The inscription dates to the second half of the 9th century BC, roughly two centuries after David reigned.6 This timing strengthens the case for David’s historicity. Within two hundred years of his reign, foreign nations referred to Judah’s ruling family as David’s descendants. Nations don’t name dynasties after mythical figures, they name them after real founders whose legitimacy everyone acknowledges. The timing of this reference argues against the theory that David’s reputation developed gradually from folk tales.
A Moment in Edmond
Standing in that Oklahoma exhibition, I thought about the stele’s journey. Aramean workers had carved it over twenty-eight centuries ago. Israelites had smashed it at some point (possibly either king Jehoash, or his son, Jeroboam II).7 8 Ancient builders had recycled the fragments into a wall. Modern archaeologists had pulled those pieces from the ground.

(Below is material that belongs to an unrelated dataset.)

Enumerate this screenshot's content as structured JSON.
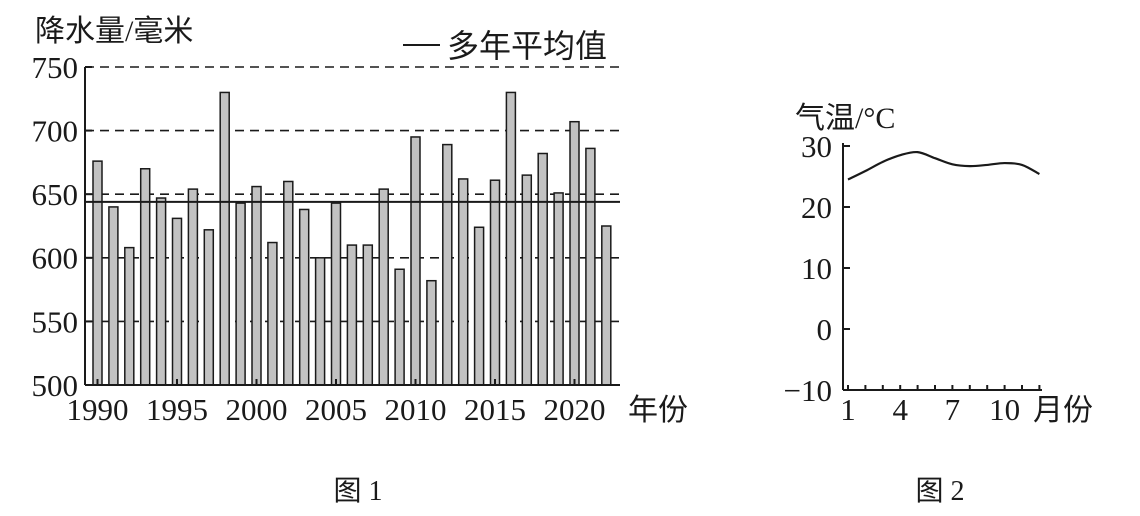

Now my wife and I stood staring at words on a stone carved during the time of the kings of Israel and Judah. The inscription reminds us that faith and history intersect in tangible ways.
That November day in Edmond, we saw history written in stone. Two Aramaic words had survived 2800 years as testimony to something important, but something we already knew from the Bible: the shepherd boy who became king was real.
References
- Biran, Avraham, and Joseph Naveh. “An Aramaic Stele Fragment from Tel Dan.” Israel Exploration Journal 43, no. 2/3 (1993): 81–98.
- Biran, Avraham, and Joseph Naveh. “The Tel Dan Inscription: A New Fragment.” Israel Exploration Journal 45, no. 1 (1995): 1–18.
- Langlois, Michaël. “The Tel Dan Inscription After 30 Years: A Fresh Look.” Israel Exploration Journal 74, no. 2 (2024): 59.
- Biran, Avraham, and Joseph Naveh. “The Tel Dan Inscription: A New Fragment.” Israel Exploration Journal 45, no. 1 (1995): 9.
- Biran, Avraham, and Joseph Naveh. “An Aramaic Stele Fragment from Tel Dan.” Israel Exploration Journal 43, no. 2/3 (1993): 90, 93.
- Hagelia, Hallvard. “How Important Is the Tel Dan Stele, Except for Its Relation to the Bible?” Svensk Exegetisk Årsbok 69 (December 2004): 156.
- Biran, Avraham, and Joseph Naveh. “The Tel Dan Inscription: A New Fragment.” Israel Exploration Journal 45, no. 1 (1995): 8.